Let $A$ be a unital, possibly noncommutative ring. Dischinger showed [1] that the following are equivalent:
For every $a \in A$, there exists $n \in \mathbb N$ such that $a^n A = a^{n+1} A$;
For every $a \in A$, there exists $n \in \mathbb N$ such that $A a^n = A a^{n+1}$;
Every cyclic right module $M \in Mod_A$ is co-hopfian (i.e. every injective endomorphism of $M$ is an isomorphism);
Every cyclic left module $M \in {}_A Mod$ is co-hopfian.

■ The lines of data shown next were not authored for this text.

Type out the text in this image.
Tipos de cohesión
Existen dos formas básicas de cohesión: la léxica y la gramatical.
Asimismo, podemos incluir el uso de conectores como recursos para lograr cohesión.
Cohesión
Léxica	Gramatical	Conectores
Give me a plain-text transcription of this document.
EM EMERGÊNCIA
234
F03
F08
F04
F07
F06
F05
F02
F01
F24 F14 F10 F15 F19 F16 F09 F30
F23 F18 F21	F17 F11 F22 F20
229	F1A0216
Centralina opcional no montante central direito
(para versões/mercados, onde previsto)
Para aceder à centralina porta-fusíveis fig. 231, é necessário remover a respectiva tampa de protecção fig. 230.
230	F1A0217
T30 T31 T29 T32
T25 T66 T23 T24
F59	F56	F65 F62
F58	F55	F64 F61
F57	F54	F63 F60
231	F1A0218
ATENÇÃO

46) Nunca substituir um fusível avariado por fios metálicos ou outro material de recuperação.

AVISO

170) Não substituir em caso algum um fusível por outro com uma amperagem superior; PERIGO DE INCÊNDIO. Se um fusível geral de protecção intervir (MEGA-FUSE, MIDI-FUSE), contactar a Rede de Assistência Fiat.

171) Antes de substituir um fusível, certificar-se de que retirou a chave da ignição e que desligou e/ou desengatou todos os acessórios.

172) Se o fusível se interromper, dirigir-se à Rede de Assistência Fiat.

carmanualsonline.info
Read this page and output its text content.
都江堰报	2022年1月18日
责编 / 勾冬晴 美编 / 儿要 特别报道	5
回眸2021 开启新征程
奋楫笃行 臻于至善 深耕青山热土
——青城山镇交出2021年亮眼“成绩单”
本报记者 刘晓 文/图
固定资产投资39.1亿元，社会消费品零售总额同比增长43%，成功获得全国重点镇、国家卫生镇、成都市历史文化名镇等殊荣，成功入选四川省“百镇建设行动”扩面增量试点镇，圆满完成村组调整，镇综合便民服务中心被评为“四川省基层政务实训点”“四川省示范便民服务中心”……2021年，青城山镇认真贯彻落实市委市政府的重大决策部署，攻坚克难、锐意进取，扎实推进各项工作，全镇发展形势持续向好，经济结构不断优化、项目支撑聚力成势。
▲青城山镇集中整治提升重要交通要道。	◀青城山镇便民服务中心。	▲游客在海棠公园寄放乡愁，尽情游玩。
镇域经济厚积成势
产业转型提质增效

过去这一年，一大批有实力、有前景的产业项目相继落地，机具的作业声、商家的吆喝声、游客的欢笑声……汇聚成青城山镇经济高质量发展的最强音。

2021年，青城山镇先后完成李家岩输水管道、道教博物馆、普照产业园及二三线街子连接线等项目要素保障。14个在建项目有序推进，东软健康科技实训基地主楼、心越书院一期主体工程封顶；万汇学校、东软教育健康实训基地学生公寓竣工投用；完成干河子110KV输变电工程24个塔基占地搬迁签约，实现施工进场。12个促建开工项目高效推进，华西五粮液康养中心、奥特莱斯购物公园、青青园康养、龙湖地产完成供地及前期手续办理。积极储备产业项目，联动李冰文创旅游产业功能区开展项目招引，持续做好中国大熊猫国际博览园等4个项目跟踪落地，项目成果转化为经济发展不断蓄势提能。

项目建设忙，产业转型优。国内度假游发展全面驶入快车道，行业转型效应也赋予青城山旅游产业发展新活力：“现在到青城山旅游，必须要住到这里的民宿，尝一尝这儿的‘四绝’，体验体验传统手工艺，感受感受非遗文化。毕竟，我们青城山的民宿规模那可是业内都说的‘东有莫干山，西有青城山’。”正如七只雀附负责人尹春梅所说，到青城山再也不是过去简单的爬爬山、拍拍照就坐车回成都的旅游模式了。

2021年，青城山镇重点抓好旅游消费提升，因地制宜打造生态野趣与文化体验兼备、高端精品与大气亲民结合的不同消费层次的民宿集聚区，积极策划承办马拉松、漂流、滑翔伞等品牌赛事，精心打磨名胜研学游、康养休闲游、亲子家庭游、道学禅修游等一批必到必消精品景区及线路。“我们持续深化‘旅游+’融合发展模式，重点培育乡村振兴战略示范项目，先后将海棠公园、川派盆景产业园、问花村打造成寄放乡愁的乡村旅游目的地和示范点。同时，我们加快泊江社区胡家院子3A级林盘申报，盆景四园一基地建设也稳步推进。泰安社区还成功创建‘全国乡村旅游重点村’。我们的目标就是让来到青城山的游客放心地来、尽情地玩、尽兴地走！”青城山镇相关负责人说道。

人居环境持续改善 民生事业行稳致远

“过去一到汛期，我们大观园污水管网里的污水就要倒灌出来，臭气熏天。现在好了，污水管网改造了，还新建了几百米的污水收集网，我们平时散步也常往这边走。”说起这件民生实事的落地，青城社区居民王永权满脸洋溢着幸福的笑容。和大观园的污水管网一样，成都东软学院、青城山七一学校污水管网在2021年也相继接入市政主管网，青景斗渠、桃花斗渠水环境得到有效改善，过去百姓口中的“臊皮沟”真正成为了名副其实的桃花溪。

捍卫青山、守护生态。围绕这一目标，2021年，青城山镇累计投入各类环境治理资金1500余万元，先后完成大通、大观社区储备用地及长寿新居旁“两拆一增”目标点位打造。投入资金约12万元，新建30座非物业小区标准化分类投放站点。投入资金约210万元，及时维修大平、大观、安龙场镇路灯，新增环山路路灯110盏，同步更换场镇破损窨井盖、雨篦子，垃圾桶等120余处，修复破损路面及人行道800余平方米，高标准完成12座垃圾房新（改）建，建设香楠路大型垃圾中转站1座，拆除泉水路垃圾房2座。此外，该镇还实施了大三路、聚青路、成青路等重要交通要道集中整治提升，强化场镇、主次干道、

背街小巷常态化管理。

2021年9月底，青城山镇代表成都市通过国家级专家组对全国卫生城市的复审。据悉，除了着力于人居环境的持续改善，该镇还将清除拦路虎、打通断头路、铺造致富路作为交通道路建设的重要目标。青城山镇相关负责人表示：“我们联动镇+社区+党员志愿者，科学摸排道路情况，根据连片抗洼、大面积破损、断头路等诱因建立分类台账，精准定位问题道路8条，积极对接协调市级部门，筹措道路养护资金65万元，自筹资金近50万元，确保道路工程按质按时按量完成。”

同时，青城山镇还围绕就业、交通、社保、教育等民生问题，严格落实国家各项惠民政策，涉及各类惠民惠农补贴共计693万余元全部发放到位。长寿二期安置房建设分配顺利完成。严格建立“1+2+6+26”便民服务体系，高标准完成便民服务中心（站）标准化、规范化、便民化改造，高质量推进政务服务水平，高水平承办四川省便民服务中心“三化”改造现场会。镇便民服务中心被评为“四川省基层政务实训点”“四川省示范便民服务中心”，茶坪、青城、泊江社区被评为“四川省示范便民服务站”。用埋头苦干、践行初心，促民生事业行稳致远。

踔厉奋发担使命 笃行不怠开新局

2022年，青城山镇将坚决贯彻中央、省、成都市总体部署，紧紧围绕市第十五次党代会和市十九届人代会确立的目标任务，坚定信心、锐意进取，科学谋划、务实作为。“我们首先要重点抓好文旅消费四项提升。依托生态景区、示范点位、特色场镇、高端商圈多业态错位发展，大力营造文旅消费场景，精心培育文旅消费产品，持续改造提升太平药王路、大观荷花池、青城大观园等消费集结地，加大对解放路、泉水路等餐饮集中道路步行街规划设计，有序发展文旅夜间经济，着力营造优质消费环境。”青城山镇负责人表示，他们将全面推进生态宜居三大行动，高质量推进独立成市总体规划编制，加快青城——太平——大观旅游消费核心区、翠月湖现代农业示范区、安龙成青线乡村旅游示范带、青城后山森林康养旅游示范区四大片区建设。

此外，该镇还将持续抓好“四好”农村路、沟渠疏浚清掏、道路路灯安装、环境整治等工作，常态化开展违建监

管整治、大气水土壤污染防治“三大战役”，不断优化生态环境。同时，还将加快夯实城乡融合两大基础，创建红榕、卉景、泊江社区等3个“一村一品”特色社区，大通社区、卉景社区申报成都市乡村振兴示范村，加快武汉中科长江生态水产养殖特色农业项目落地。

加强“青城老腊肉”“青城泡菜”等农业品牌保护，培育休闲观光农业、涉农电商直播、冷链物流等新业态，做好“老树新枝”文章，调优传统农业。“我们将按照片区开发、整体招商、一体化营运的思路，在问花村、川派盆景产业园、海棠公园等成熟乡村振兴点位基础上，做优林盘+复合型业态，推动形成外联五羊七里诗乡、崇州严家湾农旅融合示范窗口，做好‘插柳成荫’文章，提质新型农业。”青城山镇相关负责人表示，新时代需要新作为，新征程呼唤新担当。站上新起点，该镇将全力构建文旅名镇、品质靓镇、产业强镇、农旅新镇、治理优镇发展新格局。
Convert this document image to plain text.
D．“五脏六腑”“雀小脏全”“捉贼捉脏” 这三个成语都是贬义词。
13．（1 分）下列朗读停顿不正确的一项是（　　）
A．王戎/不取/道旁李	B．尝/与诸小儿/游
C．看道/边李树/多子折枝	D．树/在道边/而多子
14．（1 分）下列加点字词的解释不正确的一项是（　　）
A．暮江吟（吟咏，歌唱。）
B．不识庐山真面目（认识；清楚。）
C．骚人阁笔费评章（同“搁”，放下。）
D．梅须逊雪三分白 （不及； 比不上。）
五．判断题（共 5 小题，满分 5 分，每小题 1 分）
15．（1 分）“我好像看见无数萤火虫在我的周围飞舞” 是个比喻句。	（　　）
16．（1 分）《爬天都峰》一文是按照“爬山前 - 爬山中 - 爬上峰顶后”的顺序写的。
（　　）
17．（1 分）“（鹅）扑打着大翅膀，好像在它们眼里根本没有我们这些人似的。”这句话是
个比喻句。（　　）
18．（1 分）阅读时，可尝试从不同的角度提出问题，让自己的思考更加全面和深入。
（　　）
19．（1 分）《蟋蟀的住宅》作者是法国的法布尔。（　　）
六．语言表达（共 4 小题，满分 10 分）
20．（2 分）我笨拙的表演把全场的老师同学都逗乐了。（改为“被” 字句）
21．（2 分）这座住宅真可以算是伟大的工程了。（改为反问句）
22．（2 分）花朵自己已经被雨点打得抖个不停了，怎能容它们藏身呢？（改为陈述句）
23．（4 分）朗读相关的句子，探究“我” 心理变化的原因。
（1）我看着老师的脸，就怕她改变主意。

Such a ring $A$ is called strongly $\pi$-regular. Every strongly $\pi$-regular ring $A$ is $\pi$-regular in the sense that for every $a \in A$ there is some $n \geq 1$ such that $a^n$ is a von Neumann regular element of $A$ (i.e. $a^n = a^n b a^n$ for some $b \in A$). Every von Neumann regular ring is strongly $\pi$-regular, and if $A$ is commutative, then $A$ is strongly $\pi$-regular iff $A/nil(A)$ is von Neumann regular.
Dischinger also showed that the following are equivalent:
Every finitely-generated right module $M \in Mod_A$ is co-hopfian;
Every finitely-generated left module $M \in {}_A Mod$ is co-hopfian;
Every finite-rank matrix ring over $A$ is strongly $\pi$-regular;
Every ring right (or left) Morita equivalent to $A$ is strongly $\pi$-regular.
Let's call such a ring $A$ very strongly $\pi$-regular. Every von Neumann regular ring is very strongly $\pi$-regular.
Questions:
Is there a direct ring-theoretic, rather than module-theoretic, characterization of very strongly $\pi$-regular rings which doesn't explicitly mention matrix rings?
What is an example of a very strongly $\pi$-regular ring $A$ such that $A$ is not von Neumann regular but the center $Z(A)$ is von Neumann regular?
[1] Dischinger, Friedrich. “Sur Les Anneaux Fortement π-Réguliers.” CR Acad. Sci. Paris Sér. AB 283, no. 8 (1976): 571–573. link.